Opioid crisis engulfs blockaded Gaza Strip
A nurse prepares a tranquilizer for a patient, the newest arrival to Al Amal Rehab Centre in Gaza.
The patient, a 29-year-old father of five, started taking pills five years ago, after a friend told him it would help him smoke without coughing.
He is one of the many victims of an opioid crisis which has quietly spread throughout Gaza.
And he's hoping treatment at this 15-bed facility will help him beat the addiction.
Rabie Ibrahim, a nurse at Al Amal Centre, has grown accustomed to witnessing withdrawal symptoms, such as anxiety, diarrhoea, sweating and vomiting.
"Many people say they tried to give up one, two and three times but failed because of the pain.

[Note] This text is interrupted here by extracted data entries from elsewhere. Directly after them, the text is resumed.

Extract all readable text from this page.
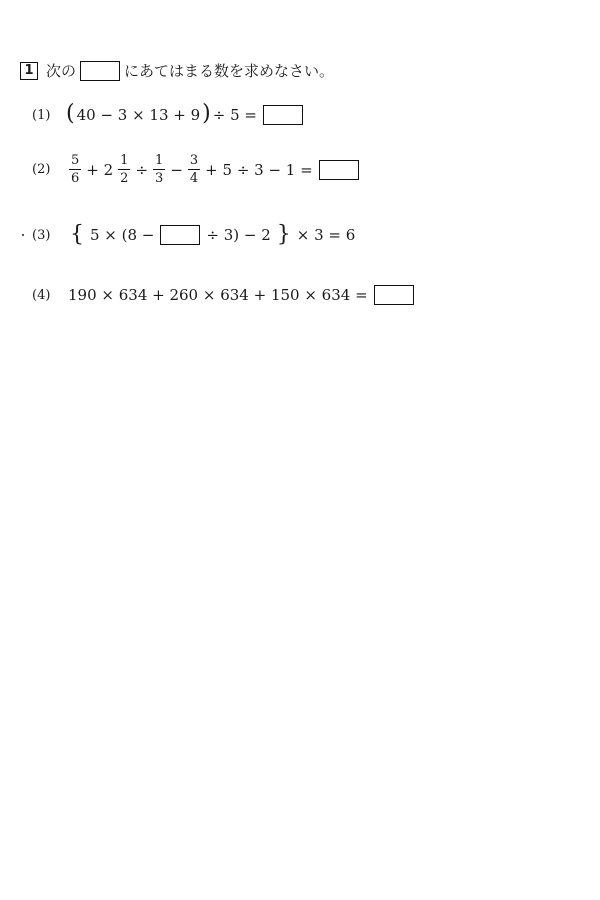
1 次の	にあてはまる数を求めなさい。
(1) ( 40 − 3 × 13 + 9 ) ÷ 5 =
(2)	$\frac{5}{6} + 2 \frac{1}{2} \div \frac{1}{3} - \frac{3}{4} + 5 \div 3 - 1$ =
(3) { 5 × (8 −	÷ 3) − 2 } × 3 = 6
(4)	190 × 634 + 260 × 634 + 150 × 634 =
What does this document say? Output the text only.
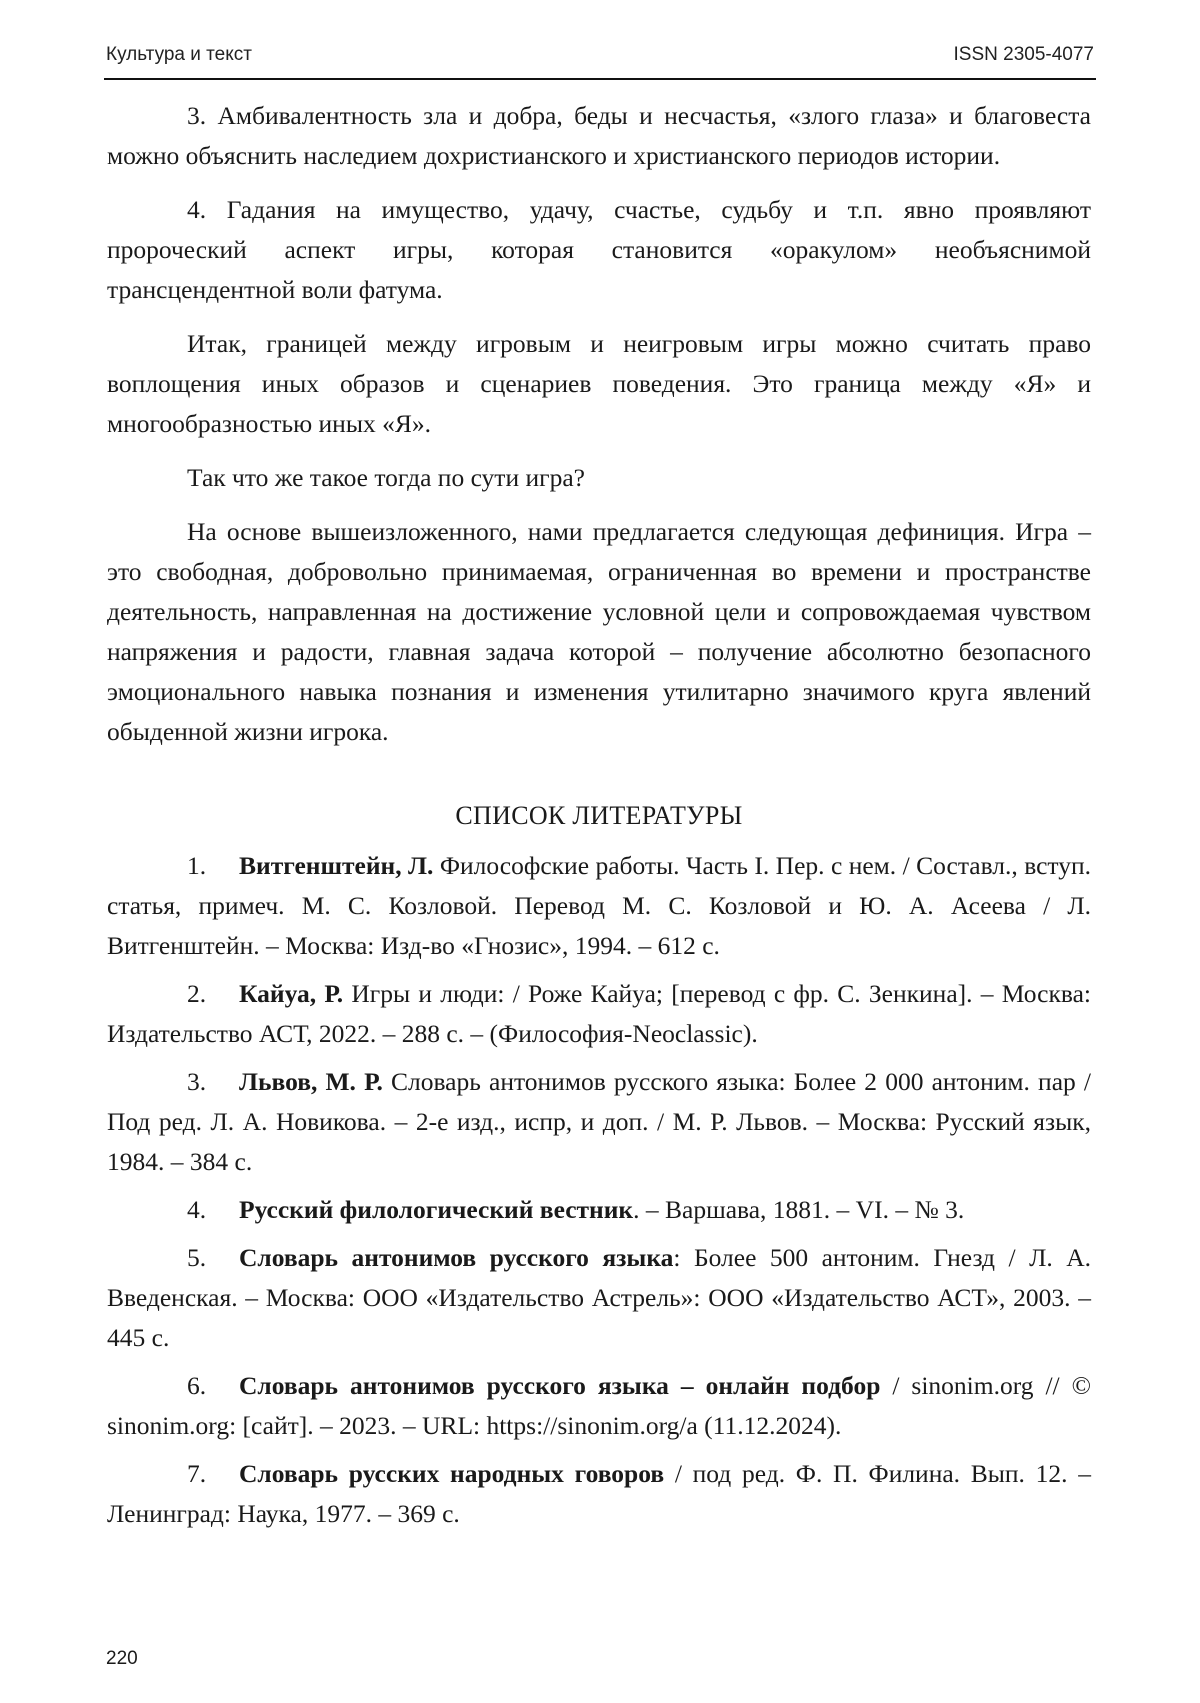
Культура и текст	ISSN 2305-4077

3. Амбивалентность зла и добра, беды и несчастья, «злого глаза» и благовеста можно объяснить наследием дохристианского и христианского периодов истории.

4. Гадания на имущество, удачу, счастье, судьбу и т.п. явно проявляют пророческий аспект игры, которая становится «оракулом» необъяснимой трансцендентной воли фатума.

Итак, границей между игровым и неигровым игры можно считать право воплощения иных образов и сценариев поведения. Это граница между «Я» и многообразностью иных «Я».

Так что же такое тогда по сути игра?

На основе вышеизложенного, нами предлагается следующая дефиниция. Игра – это свободная, добровольно принимаемая, ограниченная во времени и пространстве деятельность, направленная на достижение условной цели и сопровождаемая чувством напряжения и радости, главная задача которой – получение абсолютно безопасного эмоционального навыка познания и изменения утилитарно значимого круга явлений обыденной жизни игрока.

СПИСОК ЛИТЕРАТУРЫ
1. Витгенштейн, Л. Философские работы. Часть I. Пер. с нем. / Составл., вступ. статья, примеч. М. С. Козловой. Перевод М. С. Козловой и Ю. А. Асеева / Л. Витгенштейн. – Москва: Изд-во «Гнозис», 1994. – 612 с.
2. Кайуа, Р. Игры и люди: / Роже Кайуа; [перевод с фр. С. Зенкина]. – Москва: Издательство АСТ, 2022. – 288 с. – (Философия-Neoclassic).
3. Львов, М. Р. Словарь антонимов русского языка: Более 2 000 антоним. пар / Под ред. Л. А. Новикова. – 2-е изд., испр, и доп. / М. Р. Львов. – Москва: Русский язык, 1984. – 384 с.
4. Русский филологический вестник. – Варшава, 1881. – VI. – № 3.
5. Словарь антонимов русского языка: Более 500 антоним. Гнезд / Л. А. Введенская. – Москва: ООО «Издательство Астрель»: ООО «Издательство АСТ», 2003. – 445 с.
6. Словарь антонимов русского языка – онлайн подбор / sinonim.org // © sinonim.org: [сайт]. – 2023. – URL: https://sinonim.org/a (11.12.2024).
7. Словарь русских народных говоров / под ред. Ф. П. Филина. Вып. 12. – Ленинград: Наука, 1977. – 369 с.
220
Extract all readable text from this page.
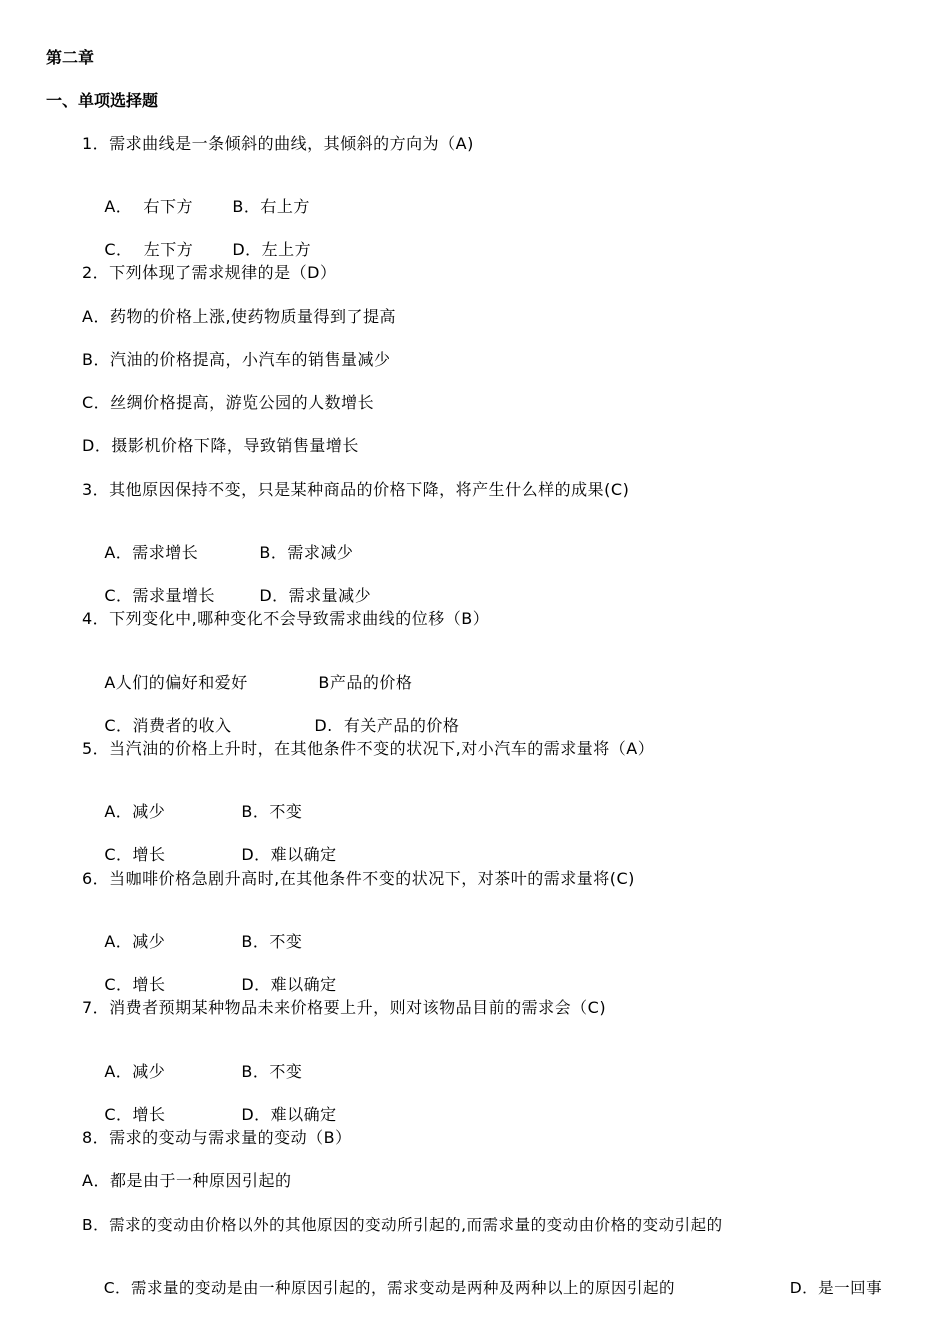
第二章
一、单项选择题
1．需求曲线是一条倾斜的曲线，其倾斜的方向为（A)

A．  右下方 B．右上方

C．  左下方 D．左上方

2．下列体现了需求规律的是（D）
A．药物的价格上涨,使药物质量得到了提高
B．汽油的价格提高，小汽车的销售量减少
C．丝绸价格提高，游览公园的人数增长
D．摄影机价格下降，导致销售量增长
3．其他原因保持不变，只是某种商品的价格下降，将产生什么样的成果(C)

A．需求增长	B．需求减少

C．需求量增长	D．需求量减少

4．下列变化中,哪种变化不会导致需求曲线的位移（B）

A人们的偏好和爱好	B产品的价格

C．消费者的收入	D.  有关产品的价格

5．当汽油的价格上升时，在其他条件不变的状况下,对小汽车的需求量将（A）

A．减少	B．不变

C．增长	D．难以确定

6．当咖啡价格急剧升高时,在其他条件不变的状况下，对茶叶的需求量将(C)

A．减少	B．不变

C．增长	D．难以确定

7．消费者预期某种物品未来价格要上升，则对该物品目前的需求会（C)

A．减少	B．不变

C．增长	D．难以确定

8．需求的变动与需求量的变动（B）
A．都是由于一种原因引起的
B．需求的变动由价格以外的其他原因的变动所引起的,而需求量的变动由价格的变动引起的

C．需求量的变动是由一种原因引起的，需求变动是两种及两种以上的原因引起的	D．是一回事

The withdrawal symptoms make him want to resume taking drugs," he says.
He says the situation has led many to seek treatment in rehab centres.
"In some cases, the families noticed seizures among their children and discovered later they are (drug) users," he adds.
There are no reliable estimates for the number of addicts in Gaza, a conservative society of 2 million where it is considered shameful to admit to such a problem.
A 2017 study by the World Health Organization estimated that 10,047 males over the age of 15 were "high-risk drug users."
The WHO study cited the blockade, high unemployment among university graduates and never-ending conflict with Israel as factors associated with "widespread" Tramadol abuse.
It said users turned to the drug to "escape problems," obtain a "feeling of relaxation," to "not think" and to fall asleep.
The scourge can be traced to the mass import of cheap opioid-based Tramadol pain pills through smuggling tunnels under Gaza's border with Egypt more than a decade ago.
A more addictive black-market form of the drug called Tramal has since taken hold.
The health ministry opened the first rehab centre to help painkiller abusers at Gaza's only psychiatric hospital in 2017 and has received 230 cases since then.
Patients live in the hospital for three weeks, where they are offered lower doses for withdrawal symptoms, consultation and psychological support.
Ninety percent of them have a Tramadol dependence.
Doctors say they need a national centre with more facilities to cope with demand for the service.
Injured during mass protests along the border between the Gaza Strip and Israel last spring, 29-year-old Mahmoud developed an addiction to painkillers.
Mahmoud took Tramal whenever he could, but also grew addicted to Lyrica, a potent painkiller used to narcotise nerves, particularly among patients who have undergone amputations.
Lyrica has become the main alternative drug that excessive Tramal users turn to.
"As an injured person, I resorted to getting help from the doctor because I want to stop. I want to take my medication in a controlled way," he says.
Dr. Fadel Ashour's clinic is treating Mahmoud.
"It's expensive on the black market, so there was a possibility that he may show behavioural misconduct, theft or whatever to get money," he says.
"It's containment of the addiction and its social effects rather than treating it," Ashour says.
The health ministry, struggling to fight the spread, has curtailed the legal import of Tramadol, allocating specific days on a periodic basis for companies to bring it in.
In recent months, the problem has been compounded; prices have shot up as a result of tunnel closures and an anti-drug campaign by Hamas authorities.
A single Tramal pill has reached 75 Shekels (20 US dollars), way beyond most people's financial capabilities.
Colonel Ayman Batniji, a Hamas police spokesman, says the Palestinian police seized about half a million Tramadol pills and about 20 kilogrammes of hashish and other drugs in 2018.
"We noticed the drugs became scarce in the market and the users began looking for alternatives to the dangerous Tramadol that is distributed in the black market," he says.
Police data sheds more light on the spread of the drugs.
In 2018, police seized 600,000 Tramadol pills, down from nearly 750,000 the year before in Gaza.
A synthetic opioid analgesic, it is considered a controlled substance by the US Food and Drug Administration, in the same category as well-known medications like Valium and Xanax.
Lyrica seized in 2018 was at about 8,000 pills.